Saturday, March 10, 2012

Be Brave! Life Must Go on




Wajah nenek itu tampak begitu tua, lelah dan kakinya tak lagi mampu menyangga tubuhnya untuk berjalan dengan cekatan. Dengan tertatih-tatih ia masih saja menggerakan kakinya, menjajakan barang dagangannya yang tak seberapa. Dia menjual peyek kacang buatannya, yang dia buat sebelum mentari pagi menampakkan sinarnya. Matahari terik menyinari kota di waktu zuhur, panas dan debu jalanan membuat tenggorokan terasa semakin kering. Dia masih saja berjalan menawarkan dagangannya kepada setiap orang yang berpapasan dengannya atau sengaja menghampiri kedai-kedai di sepanjang jalan yang ia lewati. Aku membeli satu bungkus dagangannya, dia tampak begitu bahagia. Diam-diam hatiku bergumam, aku begitu mengagumi keberaniannya. Keberaniannya untuk tetap berjuang meskipun teramat payah. Apa yang ia lakukan adalah perjuangannya untuk menyambung hidup. Mungkin tak begitu lama lagi, karena ia sudah tampak sangat tua dan lemah.

Aku benar-benar menundukkan hatiku di hadapannya. Bagaimana tidak? Dalam dirinya aku melihat ksatria. Dia tak hendak menyerah pada kerentaannya dan menghiba belas kasihan orang dengan meminta. Dia lebih memilih untuk meneruskan hidup dengan menguras keringatnya. Kali ini aku merasa, bahwa apa yang banyak ku keluhkan atas hidupku belumlah seberapa. Rengekanku atas apa yang ku sebut ‘derita’ baginya mungkin hanyalah luka-luka kecil seperti gigitan nyamuk.

Kulayangkan imajiku pada berita terakhir yang kusaksikan di TV, ihwal “Masalah Premanisme yang Semakin Membudaya di Indonesia.”.  Konon, maraknya kasus premanisme yang berwujud perampokan, pembunuhan dan aksi kriminal lainnya, salah satunya didorong oleh faktor sempitnya lapangan kerja yang tersedia dan semakin banyaknya pengangguran yang menyebabkan mereka –para preman itu- memilih cara yang paling mungkin untuk melanjutkan hidupnya, menjadi preman dan merampas hak orang.

Bayangkan, para preman itu adalah orang-orang yang masih segar bugar dan harus sangar.

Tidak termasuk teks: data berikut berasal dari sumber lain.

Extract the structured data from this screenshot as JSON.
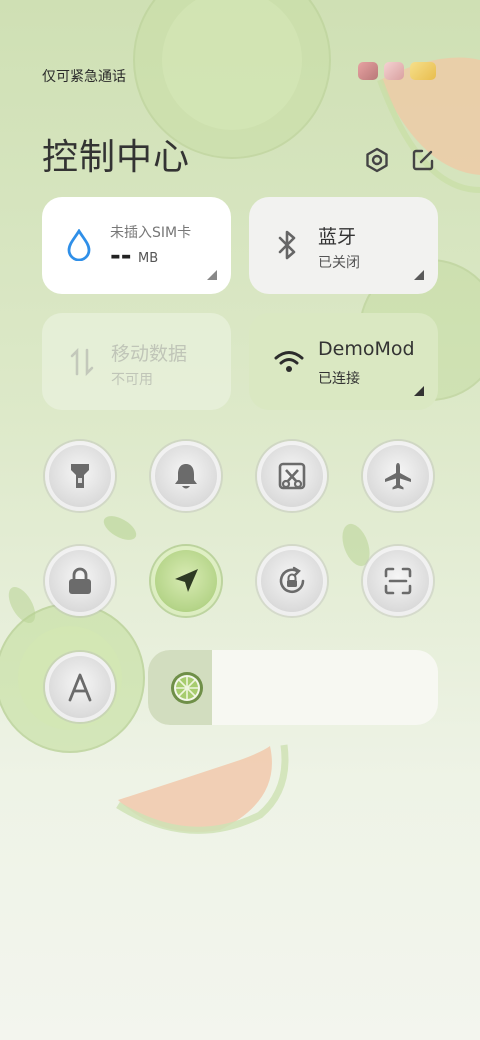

Kalau tidak, kualifikasi untuk menjadi preman tidak terpenuhi. Pada level pekerjaan paling ‘rendah’, saya yakin para preman itu masih mampu untuk berjualan peyek kacang seperti sang nenek. Anda tahu apa yang hendak saya maksudkan. Anda pun mungkin pernah menemukan fenomena serupa. Pertanyaannya, apa yang menjadi parameter harga diri seseorang? Apa makna keberanian hidup?  Apakah kita cukup berani untuk hidup dengan harga diri?